Alexandra Schlag "kostet" daneben die Ästhetik des Todes aus. Da gibt
es den einzelnen, tragischen Tod, der in Gestalt einer Katze auf der
Straße liegt, und dann das Massengrab, wo es schon sehr abstrakt wird.
Klebrige Fliegenfänger winden sich tadellos-abstrakt auf den Fotos.
Besonders eindringlich: der exotische Tod. Im Depot des Naturhistorischen
Museums hängen dicht gedrängt etikettierte ausländische Tierhäute.
Löwenrudel und Zebraherden "von der Stange". Eine nicht nur für
Fleischfresser empfehlenswerte Schau. Wenn Jackson Pollock einmal
seinen Pinsel verlegt und nur ein Schmirgelpapier gefunden hätte, hätte er
sich möglicherweise ähnlich betätigt wie Shawn Wallis (bis 20. April in
der Galerie Lindner, Schmalzhofgasse 13), obwohl Pollock die Kratzer wohl
zu unaufdringlich gewesen wären.
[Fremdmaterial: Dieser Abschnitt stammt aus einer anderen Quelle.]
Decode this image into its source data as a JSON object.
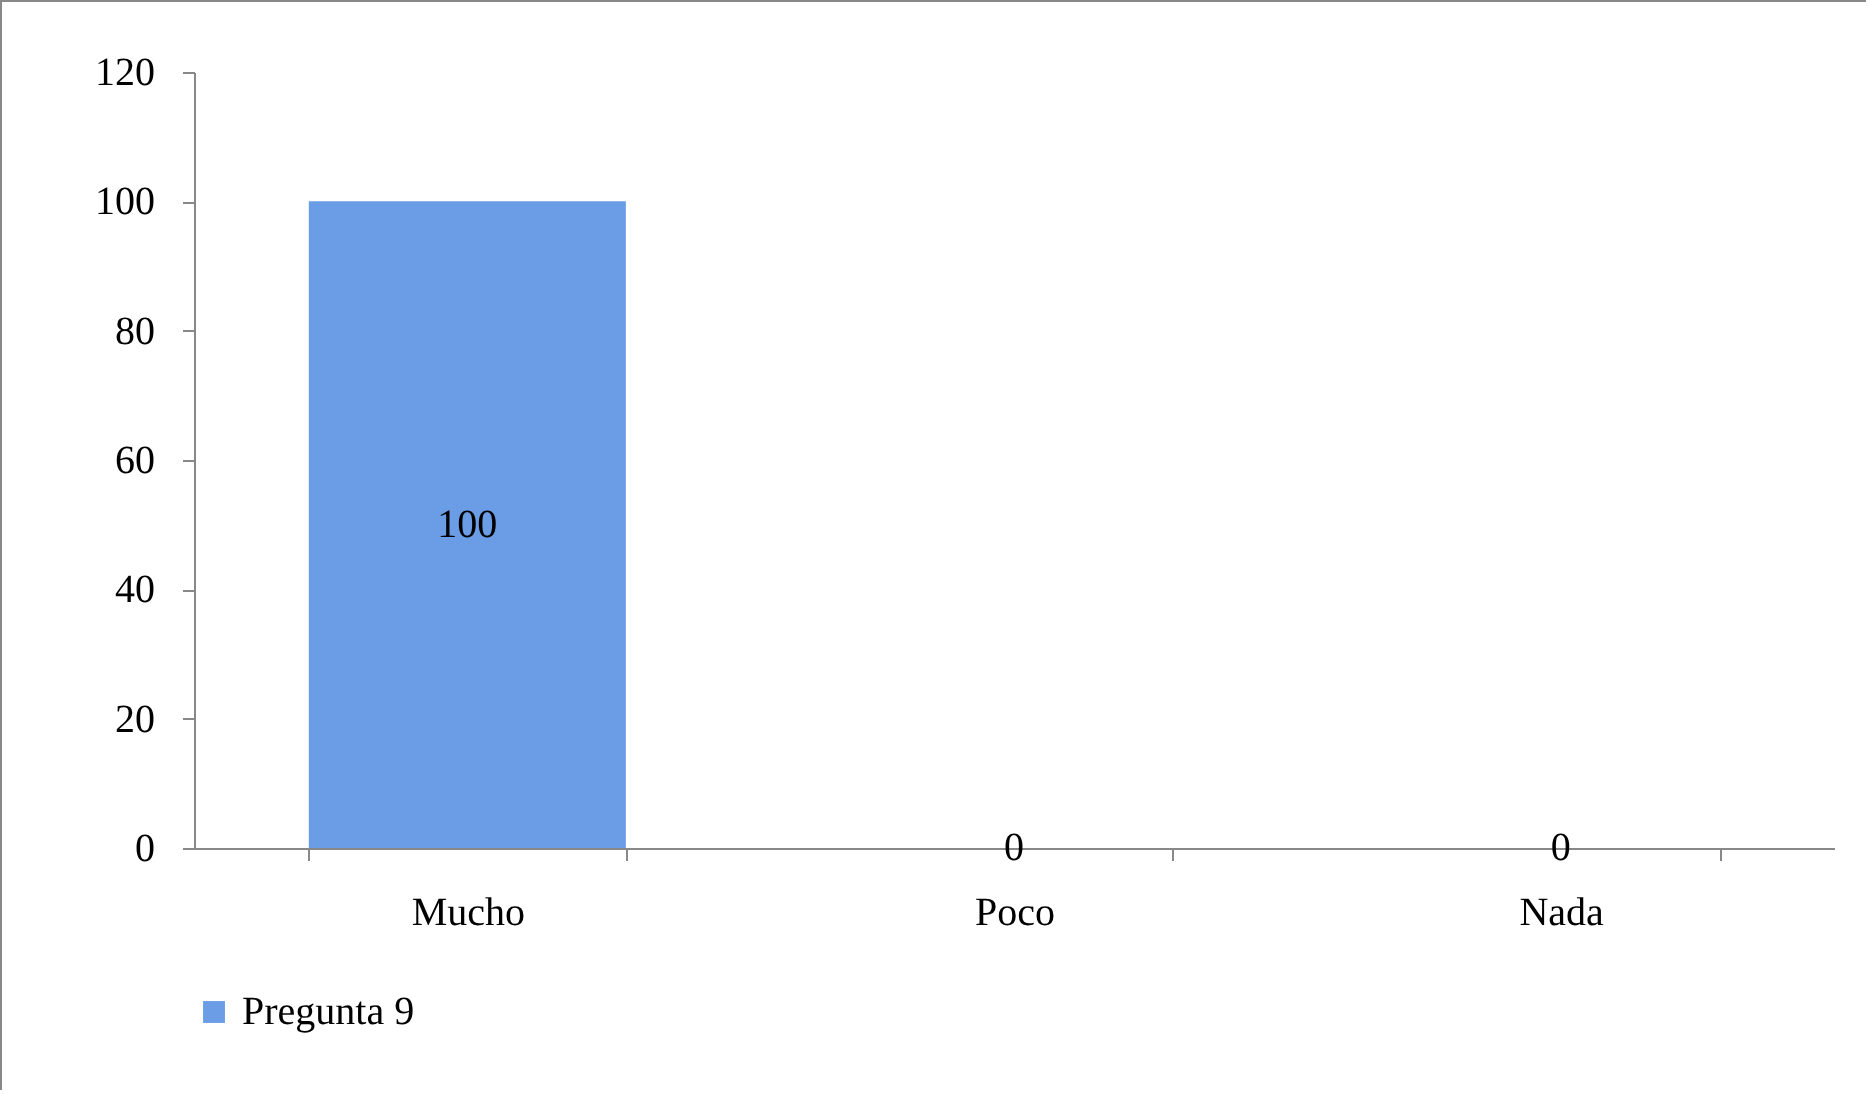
{
  "chart_data": {
    "type": "bar",
    "categories": [
      "Mucho",
      "Poco",
      "Nada"
    ],
    "series": [
      {
        "name": "Pregunta 9",
        "color": "#6a9de6",
        "values": [
          100,
          0,
          0
        ]
      }
    ],
    "ylim": [
      0,
      120
    ],
    "yticks": [
      0,
      20,
      40,
      60,
      80,
      100,
      120
    ],
    "grid": false,
    "legend": "bottom",
    "data_labels": true
  }
}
Und wenn eine Sachertorte einen
quadratischen Grundriss hätte, käme sie in etwa auf die Proportionen
dieser hingebungsvoll zerkratzten Boxen. Einer "Gipsglasur" auf Leinwand
wird hier mit Sandpapier Farbe "hineingescheuert". Meist prallen zwei
Rot-Töne scharf aufeinander, das Rot selbst ist freilich subjektiv und
weich verschwimmend. Und immer wieder kommt es zu einem mystischen
Leuchten. Eine höchst sinnliche Erfahrung, die sich nicht zuletzt der
handwerklichen Geduld und einer originellen Technik verdankt. Markus
Miksch (bis 30. März in der Galerie Artefakt, Strauchgasse 2) ist so etwas
wie ein "gebürtiger Bildhauer". Selbst wenn er malt, bildhauert er und
wird "handgreiflich". Herzhaft ironisch und fast schon programmatisch: Aus
einem Tafelbild, das ja kaum noch das traditionelle Fenster zum
Illusionsraum ist, schneidet er ein leibhaftiges Fenster heraus, um es
gleich wieder mit einem Bild zuzustopfen. Als Bildhauer fordert er
gern die Schwerkraft heraus. Wenn sich die Erdanziehungskraft nur genug
anstrengt, schafft sie es vielleicht, seinen verschachtelten Granitblock,
der die poetisch schicksalhafte Neigung des Schiefen Turmes von Pisa hat,
in 100.000 Jahren umzukippen. Sein Bravourstückerl: Der raffiniert in sich
gedrehte Stein, der oben in einer scharfen Schneide ausläuft, die so dünn
ist, dass sie beim Anklopfen sogar klingt.